Abstract

(Acetyl-)cholinesterase (ChE) inhibitors have been approved for the treatment of mild to moderate Alzheimer's disease (AD). However, use of ChE inhibitors is limited by budget constraints and disincentives on the side of health insurances and nursing care insurances. To analyse under what conditions the application of the acetylcholinesterase inhibitor donepezil is favourable for the treatment of patients with AD from the perspective of health insurance and nursing care insurance companies in Germany, taking into account factors such as start and duration of treatment, duration of follow-up, drug costs, internalization of opportunity costs and varying mortality and efficacy rates.

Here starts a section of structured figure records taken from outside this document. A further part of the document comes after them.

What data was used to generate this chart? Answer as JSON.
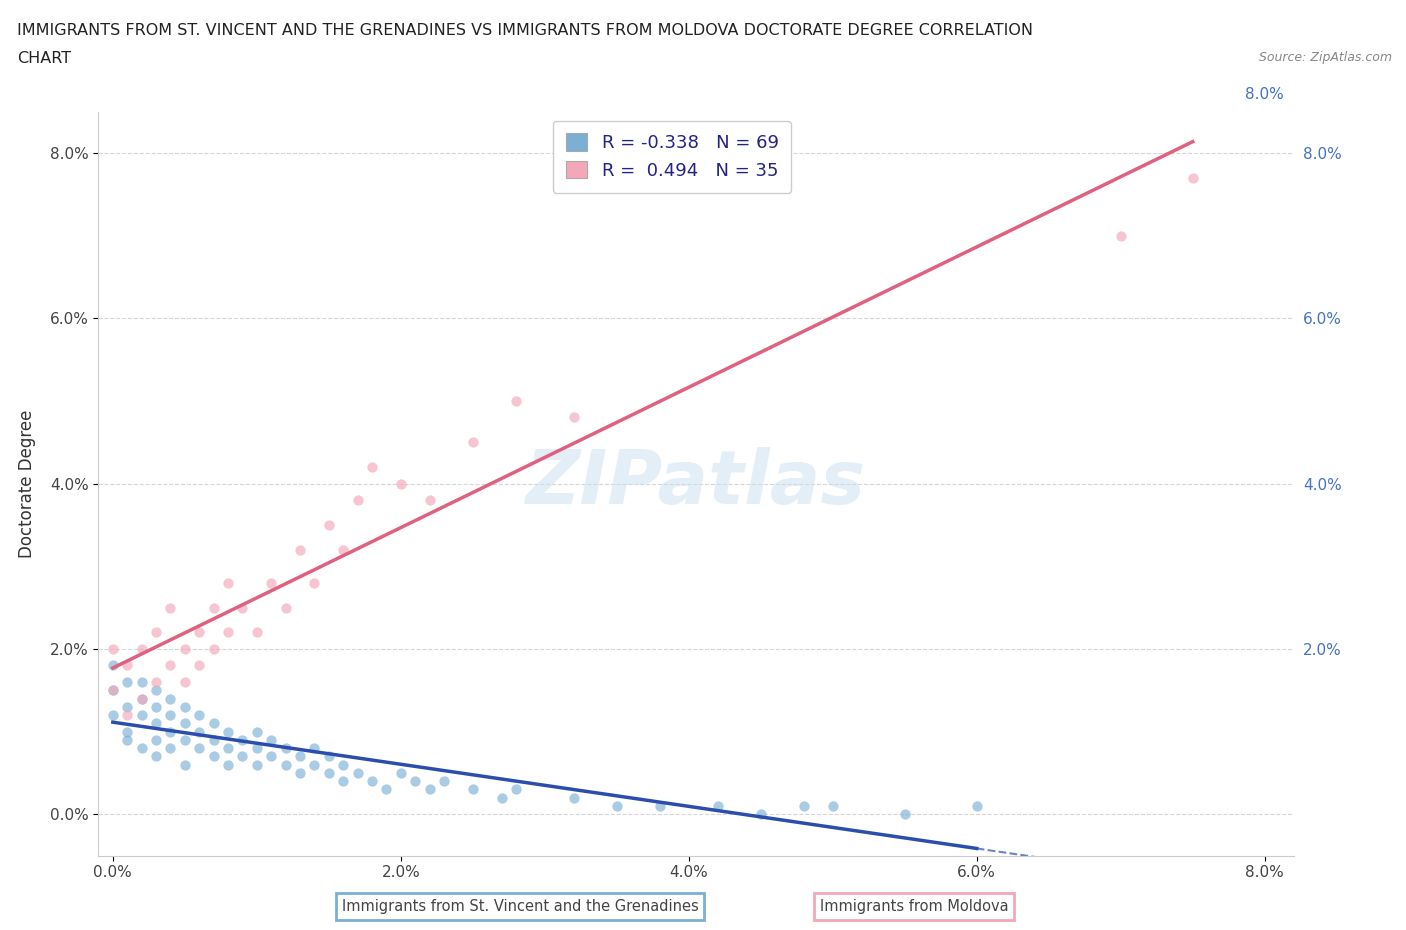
{
  "title_line1": "IMMIGRANTS FROM ST. VINCENT AND THE GRENADINES VS IMMIGRANTS FROM MOLDOVA DOCTORATE DEGREE CORRELATION",
  "title_line2": "CHART",
  "source_text": "Source: ZipAtlas.com",
  "ylabel": "Doctorate Degree",
  "xlim": [
    -0.001,
    0.082
  ],
  "ylim": [
    -0.005,
    0.085
  ],
  "xticks": [
    0.0,
    0.02,
    0.04,
    0.06,
    0.08
  ],
  "yticks": [
    0.0,
    0.02,
    0.04,
    0.06,
    0.08
  ],
  "xtick_labels": [
    "0.0%",
    "2.0%",
    "4.0%",
    "6.0%",
    "8.0%"
  ],
  "ytick_labels": [
    "0.0%",
    "2.0%",
    "4.0%",
    "6.0%",
    "8.0%"
  ],
  "right_ytick_labels": [
    "8.0%",
    "6.0%",
    "4.0%",
    "2.0%"
  ],
  "color_vincent": "#7BAFD4",
  "color_moldova": "#F4A7B9",
  "line_color_vincent": "#2B4EAD",
  "line_color_moldova": "#E06080",
  "scatter_alpha": 0.65,
  "scatter_size": 55,
  "R_vincent": -0.338,
  "N_vincent": 69,
  "R_moldova": 0.494,
  "N_moldova": 35,
  "legend_label_vincent": "Immigrants from St. Vincent and the Grenadines",
  "legend_label_moldova": "Immigrants from Moldova",
  "watermark": "ZIPatlas",
  "background_color": "#ffffff",
  "grid_color": "#cccccc",
  "vincent_x": [
    0.0,
    0.0,
    0.0,
    0.001,
    0.001,
    0.001,
    0.001,
    0.002,
    0.002,
    0.002,
    0.002,
    0.003,
    0.003,
    0.003,
    0.003,
    0.003,
    0.004,
    0.004,
    0.004,
    0.004,
    0.005,
    0.005,
    0.005,
    0.005,
    0.006,
    0.006,
    0.006,
    0.007,
    0.007,
    0.007,
    0.008,
    0.008,
    0.008,
    0.009,
    0.009,
    0.01,
    0.01,
    0.01,
    0.011,
    0.011,
    0.012,
    0.012,
    0.013,
    0.013,
    0.014,
    0.014,
    0.015,
    0.015,
    0.016,
    0.016,
    0.017,
    0.018,
    0.019,
    0.02,
    0.021,
    0.022,
    0.023,
    0.025,
    0.027,
    0.028,
    0.032,
    0.035,
    0.038,
    0.042,
    0.045,
    0.048,
    0.05,
    0.055,
    0.06
  ],
  "vincent_y": [
    0.012,
    0.015,
    0.018,
    0.01,
    0.013,
    0.016,
    0.009,
    0.012,
    0.014,
    0.008,
    0.016,
    0.011,
    0.013,
    0.007,
    0.015,
    0.009,
    0.01,
    0.012,
    0.008,
    0.014,
    0.009,
    0.011,
    0.006,
    0.013,
    0.008,
    0.01,
    0.012,
    0.007,
    0.009,
    0.011,
    0.008,
    0.01,
    0.006,
    0.007,
    0.009,
    0.008,
    0.006,
    0.01,
    0.007,
    0.009,
    0.006,
    0.008,
    0.007,
    0.005,
    0.006,
    0.008,
    0.005,
    0.007,
    0.004,
    0.006,
    0.005,
    0.004,
    0.003,
    0.005,
    0.004,
    0.003,
    0.004,
    0.003,
    0.002,
    0.003,
    0.002,
    0.001,
    0.001,
    0.001,
    0.0,
    0.001,
    0.001,
    0.0,
    0.001
  ],
  "moldova_x": [
    0.0,
    0.0,
    0.001,
    0.001,
    0.002,
    0.002,
    0.003,
    0.003,
    0.004,
    0.004,
    0.005,
    0.005,
    0.006,
    0.006,
    0.007,
    0.007,
    0.008,
    0.008,
    0.009,
    0.01,
    0.011,
    0.012,
    0.013,
    0.014,
    0.015,
    0.016,
    0.017,
    0.018,
    0.02,
    0.022,
    0.025,
    0.028,
    0.032,
    0.07,
    0.075
  ],
  "moldova_y": [
    0.015,
    0.02,
    0.012,
    0.018,
    0.014,
    0.02,
    0.016,
    0.022,
    0.018,
    0.025,
    0.02,
    0.016,
    0.022,
    0.018,
    0.025,
    0.02,
    0.022,
    0.028,
    0.025,
    0.022,
    0.028,
    0.025,
    0.032,
    0.028,
    0.035,
    0.032,
    0.038,
    0.042,
    0.04,
    0.038,
    0.045,
    0.05,
    0.048,
    0.07,
    0.077
  ]
}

Transition probabilities from a Swedish study and German cost data for donepezil were merged in a Markov model to follow a cohort of patients over a period of 5-10 years. We defined a base case with 1 year treatment and follow-up over 5 years and varied treatment length, follow-up interval and cost factors in sensitivity analyses. In the base case, the ChE inhibitor donepezil did not lead to cost savings but to a cost-effective outcome on side of health insurances and nursing care insurances. Early treatment of AD and internalization of opportunity costs (caring time devoted to patients) led to less costs per quality adjusted life years gained. However, results are very sensitive with respect to varying mortality and efficacy rates. The application of donepezil may be cost-effective, but considerable uncertainties remain. Moreover, the way the reimbursement system in Germany is presently arranged does not support the application of ChE inhibitors.